14/04/2012
Marie Étienne, Journal sans bord, dans Le Livre des recels
Journal sans bord, 1975-1978 (Extraits)
La laide
1
Amère, amère. Retombée de citron. Elle est celle qui s'éprend de l'heure reine tôt vécue.
Et marcher dans cette ouate imbibée, quel retard ! Les arbres sans racines se sont trompés de terre, leurs feuilles s'engloutissent, s'engloutissent, n'ayant rien d'autre à espérer. Les pierres sont devenues montagnes, elles-mêmes devenues carnaval incertain que chacun se balance à la tête.
« Ma rivière calme dans sa fête, l'air carnassier.
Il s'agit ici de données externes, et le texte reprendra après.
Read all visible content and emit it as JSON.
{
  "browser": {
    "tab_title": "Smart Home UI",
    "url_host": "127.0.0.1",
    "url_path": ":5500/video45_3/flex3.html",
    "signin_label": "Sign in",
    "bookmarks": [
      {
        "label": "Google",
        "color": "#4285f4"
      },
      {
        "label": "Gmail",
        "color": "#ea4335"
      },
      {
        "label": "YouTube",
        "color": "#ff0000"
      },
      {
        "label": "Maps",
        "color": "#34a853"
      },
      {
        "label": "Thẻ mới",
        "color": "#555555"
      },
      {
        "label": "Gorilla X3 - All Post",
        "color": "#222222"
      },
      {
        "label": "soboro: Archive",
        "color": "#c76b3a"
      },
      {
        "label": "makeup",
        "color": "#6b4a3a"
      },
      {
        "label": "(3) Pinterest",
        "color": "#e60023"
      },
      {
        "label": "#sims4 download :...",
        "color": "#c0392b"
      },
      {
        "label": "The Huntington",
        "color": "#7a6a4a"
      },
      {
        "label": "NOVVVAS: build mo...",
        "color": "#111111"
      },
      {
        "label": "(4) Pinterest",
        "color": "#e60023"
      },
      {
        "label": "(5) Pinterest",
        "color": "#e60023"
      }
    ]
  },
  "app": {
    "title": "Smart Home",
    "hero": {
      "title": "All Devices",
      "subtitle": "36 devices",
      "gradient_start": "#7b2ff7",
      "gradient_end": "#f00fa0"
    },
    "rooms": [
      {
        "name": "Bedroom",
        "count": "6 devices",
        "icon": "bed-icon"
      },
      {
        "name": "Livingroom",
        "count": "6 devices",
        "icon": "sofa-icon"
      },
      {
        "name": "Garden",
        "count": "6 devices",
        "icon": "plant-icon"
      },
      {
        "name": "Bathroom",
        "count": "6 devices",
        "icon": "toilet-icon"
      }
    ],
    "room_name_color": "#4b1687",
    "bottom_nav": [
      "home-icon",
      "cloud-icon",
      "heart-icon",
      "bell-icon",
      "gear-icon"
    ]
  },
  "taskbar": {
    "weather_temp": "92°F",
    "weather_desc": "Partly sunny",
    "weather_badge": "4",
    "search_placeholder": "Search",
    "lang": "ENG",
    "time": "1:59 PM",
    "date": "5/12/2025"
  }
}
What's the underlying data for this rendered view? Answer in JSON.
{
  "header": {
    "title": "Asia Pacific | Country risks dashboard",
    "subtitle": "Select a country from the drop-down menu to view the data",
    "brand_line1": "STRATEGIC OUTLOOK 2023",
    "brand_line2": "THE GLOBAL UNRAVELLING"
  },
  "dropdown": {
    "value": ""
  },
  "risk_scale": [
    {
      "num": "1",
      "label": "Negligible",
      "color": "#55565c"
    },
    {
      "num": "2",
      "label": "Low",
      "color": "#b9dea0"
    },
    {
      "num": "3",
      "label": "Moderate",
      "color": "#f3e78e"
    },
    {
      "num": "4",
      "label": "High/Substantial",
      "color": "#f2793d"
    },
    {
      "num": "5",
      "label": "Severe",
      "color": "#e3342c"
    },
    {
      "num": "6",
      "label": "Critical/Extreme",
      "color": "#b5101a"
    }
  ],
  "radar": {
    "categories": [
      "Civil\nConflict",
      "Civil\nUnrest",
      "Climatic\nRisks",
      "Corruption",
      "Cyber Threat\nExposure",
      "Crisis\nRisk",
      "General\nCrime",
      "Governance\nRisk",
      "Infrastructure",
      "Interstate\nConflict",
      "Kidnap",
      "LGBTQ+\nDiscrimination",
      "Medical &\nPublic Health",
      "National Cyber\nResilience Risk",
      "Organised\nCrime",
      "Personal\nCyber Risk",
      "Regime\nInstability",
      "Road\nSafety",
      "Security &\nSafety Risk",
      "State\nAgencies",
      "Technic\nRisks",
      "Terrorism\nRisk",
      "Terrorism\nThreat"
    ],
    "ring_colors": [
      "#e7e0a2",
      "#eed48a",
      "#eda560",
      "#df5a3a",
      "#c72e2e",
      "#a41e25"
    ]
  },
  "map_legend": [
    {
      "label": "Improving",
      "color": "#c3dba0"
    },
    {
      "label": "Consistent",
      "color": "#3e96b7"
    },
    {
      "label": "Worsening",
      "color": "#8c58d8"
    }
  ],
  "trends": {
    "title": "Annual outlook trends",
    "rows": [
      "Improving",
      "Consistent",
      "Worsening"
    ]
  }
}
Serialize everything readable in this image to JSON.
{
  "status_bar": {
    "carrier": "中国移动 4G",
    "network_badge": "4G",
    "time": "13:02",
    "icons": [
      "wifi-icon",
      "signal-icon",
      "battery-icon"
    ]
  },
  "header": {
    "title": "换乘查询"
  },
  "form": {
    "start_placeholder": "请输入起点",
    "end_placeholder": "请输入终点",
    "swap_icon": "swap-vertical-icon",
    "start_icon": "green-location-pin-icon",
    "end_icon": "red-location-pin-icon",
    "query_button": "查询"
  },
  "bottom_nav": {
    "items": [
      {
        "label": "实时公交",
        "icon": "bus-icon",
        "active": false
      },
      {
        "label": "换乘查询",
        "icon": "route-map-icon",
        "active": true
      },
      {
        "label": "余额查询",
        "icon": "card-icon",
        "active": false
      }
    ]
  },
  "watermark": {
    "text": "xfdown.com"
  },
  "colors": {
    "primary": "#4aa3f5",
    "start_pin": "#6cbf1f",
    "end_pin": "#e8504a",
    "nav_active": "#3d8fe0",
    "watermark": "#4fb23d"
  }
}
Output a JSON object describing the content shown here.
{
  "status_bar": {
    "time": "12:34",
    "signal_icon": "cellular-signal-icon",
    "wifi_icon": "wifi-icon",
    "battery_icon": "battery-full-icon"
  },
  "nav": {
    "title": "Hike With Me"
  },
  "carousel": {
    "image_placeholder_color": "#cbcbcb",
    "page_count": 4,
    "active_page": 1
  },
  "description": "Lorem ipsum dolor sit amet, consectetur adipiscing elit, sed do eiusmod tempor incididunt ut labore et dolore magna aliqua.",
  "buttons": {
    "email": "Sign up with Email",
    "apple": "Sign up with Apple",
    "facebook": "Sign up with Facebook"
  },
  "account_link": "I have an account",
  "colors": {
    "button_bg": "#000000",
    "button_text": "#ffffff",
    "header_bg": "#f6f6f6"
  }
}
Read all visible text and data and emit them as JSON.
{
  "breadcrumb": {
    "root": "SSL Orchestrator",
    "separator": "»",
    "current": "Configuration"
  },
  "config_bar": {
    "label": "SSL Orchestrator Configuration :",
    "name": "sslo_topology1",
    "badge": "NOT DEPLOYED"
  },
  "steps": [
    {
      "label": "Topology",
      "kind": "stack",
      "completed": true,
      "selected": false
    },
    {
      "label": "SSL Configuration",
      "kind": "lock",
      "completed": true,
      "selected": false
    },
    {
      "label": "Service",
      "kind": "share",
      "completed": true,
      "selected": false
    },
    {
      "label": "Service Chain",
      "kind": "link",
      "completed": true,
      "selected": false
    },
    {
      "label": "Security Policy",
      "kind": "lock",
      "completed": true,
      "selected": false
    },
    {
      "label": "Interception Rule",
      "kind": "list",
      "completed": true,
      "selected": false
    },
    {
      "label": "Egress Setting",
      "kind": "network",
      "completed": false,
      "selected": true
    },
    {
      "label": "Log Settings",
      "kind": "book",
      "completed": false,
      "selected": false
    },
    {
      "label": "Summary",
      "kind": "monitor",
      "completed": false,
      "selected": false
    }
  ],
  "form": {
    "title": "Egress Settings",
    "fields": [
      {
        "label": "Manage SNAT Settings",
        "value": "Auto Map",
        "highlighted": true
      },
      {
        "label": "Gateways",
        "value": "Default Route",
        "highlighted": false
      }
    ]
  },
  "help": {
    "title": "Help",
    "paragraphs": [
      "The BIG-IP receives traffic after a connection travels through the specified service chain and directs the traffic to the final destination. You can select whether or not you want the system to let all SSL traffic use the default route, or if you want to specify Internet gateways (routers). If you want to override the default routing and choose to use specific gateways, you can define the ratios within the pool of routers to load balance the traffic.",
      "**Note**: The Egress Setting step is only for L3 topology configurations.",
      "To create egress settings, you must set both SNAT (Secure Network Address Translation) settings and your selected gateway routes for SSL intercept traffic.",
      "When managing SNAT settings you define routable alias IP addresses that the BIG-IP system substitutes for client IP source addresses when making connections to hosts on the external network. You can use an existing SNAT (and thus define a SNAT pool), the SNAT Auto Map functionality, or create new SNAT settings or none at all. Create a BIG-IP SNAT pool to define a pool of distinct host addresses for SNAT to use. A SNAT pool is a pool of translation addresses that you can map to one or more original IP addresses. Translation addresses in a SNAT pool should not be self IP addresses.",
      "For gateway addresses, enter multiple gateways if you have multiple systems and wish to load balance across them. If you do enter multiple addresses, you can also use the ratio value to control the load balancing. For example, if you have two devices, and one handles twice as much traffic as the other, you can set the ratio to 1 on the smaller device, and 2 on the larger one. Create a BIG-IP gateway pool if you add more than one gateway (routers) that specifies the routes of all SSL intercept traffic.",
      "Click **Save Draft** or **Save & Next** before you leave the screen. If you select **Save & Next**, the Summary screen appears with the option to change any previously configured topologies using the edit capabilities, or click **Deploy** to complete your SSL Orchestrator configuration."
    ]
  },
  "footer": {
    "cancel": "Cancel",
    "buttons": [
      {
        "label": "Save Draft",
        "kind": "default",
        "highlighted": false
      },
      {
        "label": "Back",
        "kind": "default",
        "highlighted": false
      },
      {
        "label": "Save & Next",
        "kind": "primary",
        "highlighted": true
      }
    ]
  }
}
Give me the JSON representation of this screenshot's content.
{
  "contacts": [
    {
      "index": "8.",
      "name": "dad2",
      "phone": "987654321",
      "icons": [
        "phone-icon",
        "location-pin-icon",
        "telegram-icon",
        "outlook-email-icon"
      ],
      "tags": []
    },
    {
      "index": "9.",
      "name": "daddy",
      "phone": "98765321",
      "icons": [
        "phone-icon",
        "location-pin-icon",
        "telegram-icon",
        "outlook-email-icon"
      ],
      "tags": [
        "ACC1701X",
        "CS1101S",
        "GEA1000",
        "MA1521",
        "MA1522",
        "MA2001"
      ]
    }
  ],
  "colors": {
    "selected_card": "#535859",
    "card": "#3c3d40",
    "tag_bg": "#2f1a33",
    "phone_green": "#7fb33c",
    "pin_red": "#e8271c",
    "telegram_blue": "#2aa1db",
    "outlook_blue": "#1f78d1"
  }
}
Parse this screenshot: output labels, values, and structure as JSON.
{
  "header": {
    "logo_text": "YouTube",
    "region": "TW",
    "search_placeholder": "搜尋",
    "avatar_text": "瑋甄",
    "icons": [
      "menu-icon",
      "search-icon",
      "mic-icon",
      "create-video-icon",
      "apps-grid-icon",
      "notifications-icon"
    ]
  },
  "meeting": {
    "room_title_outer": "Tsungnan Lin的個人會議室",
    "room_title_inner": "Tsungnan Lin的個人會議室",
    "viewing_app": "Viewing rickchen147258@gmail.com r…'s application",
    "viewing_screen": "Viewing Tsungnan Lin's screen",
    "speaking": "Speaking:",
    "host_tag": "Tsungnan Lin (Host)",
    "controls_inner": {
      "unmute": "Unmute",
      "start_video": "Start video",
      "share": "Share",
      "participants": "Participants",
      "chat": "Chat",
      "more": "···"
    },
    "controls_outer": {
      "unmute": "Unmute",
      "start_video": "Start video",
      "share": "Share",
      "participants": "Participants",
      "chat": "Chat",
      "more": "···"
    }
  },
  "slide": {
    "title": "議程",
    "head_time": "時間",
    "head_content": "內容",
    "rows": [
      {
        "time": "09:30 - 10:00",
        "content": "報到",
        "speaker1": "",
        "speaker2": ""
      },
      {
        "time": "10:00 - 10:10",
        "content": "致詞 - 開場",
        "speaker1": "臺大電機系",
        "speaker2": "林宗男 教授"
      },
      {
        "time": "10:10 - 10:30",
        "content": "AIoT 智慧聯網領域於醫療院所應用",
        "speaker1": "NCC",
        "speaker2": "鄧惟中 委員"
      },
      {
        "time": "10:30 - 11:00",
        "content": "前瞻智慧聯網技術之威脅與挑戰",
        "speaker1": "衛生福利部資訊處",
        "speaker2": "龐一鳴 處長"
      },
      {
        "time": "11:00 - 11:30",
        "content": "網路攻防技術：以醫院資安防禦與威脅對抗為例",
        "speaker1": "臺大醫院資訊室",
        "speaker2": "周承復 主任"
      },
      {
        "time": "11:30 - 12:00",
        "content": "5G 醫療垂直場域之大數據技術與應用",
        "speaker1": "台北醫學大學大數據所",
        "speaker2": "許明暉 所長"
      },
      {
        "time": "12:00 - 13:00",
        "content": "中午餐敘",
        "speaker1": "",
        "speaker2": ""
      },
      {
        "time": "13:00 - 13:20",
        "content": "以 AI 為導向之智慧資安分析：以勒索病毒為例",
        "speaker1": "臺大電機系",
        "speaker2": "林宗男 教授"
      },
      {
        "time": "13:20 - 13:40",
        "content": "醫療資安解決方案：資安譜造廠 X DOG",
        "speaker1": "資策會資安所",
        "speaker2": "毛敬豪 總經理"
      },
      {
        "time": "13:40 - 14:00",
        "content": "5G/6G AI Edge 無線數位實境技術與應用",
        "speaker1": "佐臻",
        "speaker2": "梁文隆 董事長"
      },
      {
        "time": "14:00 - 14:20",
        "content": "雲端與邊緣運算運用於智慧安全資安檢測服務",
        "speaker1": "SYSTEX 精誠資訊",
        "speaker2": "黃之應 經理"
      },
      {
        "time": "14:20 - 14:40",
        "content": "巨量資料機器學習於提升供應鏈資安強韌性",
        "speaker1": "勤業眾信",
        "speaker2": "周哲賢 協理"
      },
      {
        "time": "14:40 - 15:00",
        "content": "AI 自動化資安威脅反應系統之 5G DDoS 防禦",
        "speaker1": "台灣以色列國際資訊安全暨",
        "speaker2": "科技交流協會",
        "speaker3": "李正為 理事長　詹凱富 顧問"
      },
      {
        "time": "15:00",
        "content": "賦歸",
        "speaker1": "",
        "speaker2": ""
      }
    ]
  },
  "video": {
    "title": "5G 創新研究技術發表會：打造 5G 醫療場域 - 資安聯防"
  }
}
Mère des Trois Pays, ça cogne dans ta tête, tu crois que c'est à la fenêtre.
Va-nu-pieds sur la digue, sur la digue don daine, tu traînes, corps vautré.
Sang coulé n'a pas d'odeurs, le tien si car de menstrues.
Les comptines sont là pour toi, crevasses en sus. »
2
Un homme à sa fenêtre compte les notes disposées sur les fils électriques, tandis qu'un train, si train il y a, refuse sa chanson aux moines paysans qui déversent aux champs leurs surplus de prières ; tandis que les gendarmes prennent la cuisinière en flagrant délit de masturbation.
Ça c'est un à-côté, rien de commun avec la laide, qui s'enfuit en cachant sa pensée, toute rouge dressée, et poursuivie par des soldats casqués en vue de ce travail.
Revêches sont les cerisiers, les épaules, les villages.
3
Elle l'appelle de sons neigeux, le fol, l'éclaté byzantin, le Mozambique à nez camard, elle divague la sucrée, creusant ses paumes, dictant ses plaintes.
Elle chevauche, elle requiert
« Mon foisonnement rare », dit-elle.
Elle halète, bras sémaphore, dans le champ froid évanoui, gorge tendue, cri répété.
« La forêt s'ouvre et me rejette, gros poisson ballonné.
De mes siamois qu'adviendra-t-il ?
De mes perdrix roucoulent douces ?
De chaque chêne à moi donné ?
De mes cristaux transparents gais ? »
Marie Étienne, Le Livre des recels, Poésie / Flammarion, 2011, p. 123-125.